Markets reported robust trading activity across all key global hubs during the previous day and the night, reflecting persistent industrial and investment demand. The last twenty-four hours saw volumes staying at elevated levels, confirming continued interest.
The fundamentals hold center stage again. Demand from manufacturers of solar panels, electronics, and electric vehicles remains firm. Silver mine output still lags behind demand, with no signs of relief for supply tightness in the near term.
ETF flow data corroborates the story: while June and early July brought steady inflows to silver-backed funds, the most recent session showed slight outflows.
These minor ETF outflows coincided with a brief pause in upward price momentum and small instances of profit-taking among long-position holders during European and Asian trade hours.

Price movement across major venues—New York, London, Mumbai, and East Asian hubs—remained tightly linked. The London Bullion Market Association fixed the afternoon price yesterday at $38.47 per ounce.
The Indian market priced silver at ₹119 per gram, reflecting the international trend. Spot trading in East Asia remained vibrant throughout the night, with little dislocation from global benchmarks.

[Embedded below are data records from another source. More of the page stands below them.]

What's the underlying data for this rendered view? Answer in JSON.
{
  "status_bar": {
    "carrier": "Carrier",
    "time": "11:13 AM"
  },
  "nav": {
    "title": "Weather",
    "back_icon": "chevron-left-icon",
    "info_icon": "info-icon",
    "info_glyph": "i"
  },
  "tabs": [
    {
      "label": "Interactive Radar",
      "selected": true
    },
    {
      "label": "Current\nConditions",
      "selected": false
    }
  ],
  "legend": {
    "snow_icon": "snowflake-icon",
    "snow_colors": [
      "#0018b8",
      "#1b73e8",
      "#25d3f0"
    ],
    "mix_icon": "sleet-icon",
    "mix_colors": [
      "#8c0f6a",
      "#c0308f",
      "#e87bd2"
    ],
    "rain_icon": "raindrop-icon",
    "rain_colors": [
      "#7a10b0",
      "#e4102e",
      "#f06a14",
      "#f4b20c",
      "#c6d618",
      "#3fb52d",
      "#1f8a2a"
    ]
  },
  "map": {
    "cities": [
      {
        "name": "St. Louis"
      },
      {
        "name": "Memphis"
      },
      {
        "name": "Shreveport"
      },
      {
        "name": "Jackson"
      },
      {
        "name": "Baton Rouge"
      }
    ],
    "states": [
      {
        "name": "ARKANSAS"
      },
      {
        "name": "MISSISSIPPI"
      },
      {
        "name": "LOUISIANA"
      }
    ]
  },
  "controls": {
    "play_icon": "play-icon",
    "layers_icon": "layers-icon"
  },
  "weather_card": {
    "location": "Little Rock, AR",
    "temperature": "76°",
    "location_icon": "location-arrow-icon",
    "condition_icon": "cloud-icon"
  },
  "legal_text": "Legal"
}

Technical analysis of the daily and four-hour candlestick charts confirms the uptrend’s resilience. The daily chart shows price action well above the 20, 50, and 100-period moving averages. These averages point upward and fan out in bullish formation.
Prices remain above the Ichimoku cloud, reinforcing the current bullish structure. The Relative Strength Index (RSI) for both timeframes reads above 69, flagging overbought conditions, but does not yet signal a reversal.
he four-hour chart displays a sequence of higher lows and higher highs, with Bollinger Bands expanding and prices hugging the upper band. This volatility expansion indicates strong, though potentially overextended, buying power.
Volume data backs this with consistent tallies through recent moves. The Moving Average Convergence Divergence (MACD) indicator remains positive, with the signal line below the MACD line.
The histogram shows some loss of momentum but not a clean crossover. Support can be identified near $38.70 and $38.10, aligned with key moving averages and the lower edge of recent consolidation ranges. Resistance persists at $39.30 and $39.50.
Analysis of the yellow Global Liquidity Index NDQ line shows that recent liquidity injections remain elevated and stable. This index reflects a sustaining environment for asset prices, making liquidity ample for metal demand.
Macro forces continue to support higher prices. Ongoing geopolitical tensions and recent fluctuations in currency markets add to safe-haven flows into silver. The US dollar’s softness gives further support.
The market reflects a classic squeeze. Supply cannot keep up with demand from industry and long-term investors. Volumes confirm the move, technicals underscore the uptrend, and fundamentals show no signs of shift.
The next days will test the strength of support at current levels should ETF outflows continue, but for now, the story remains tight markets and resilient demand.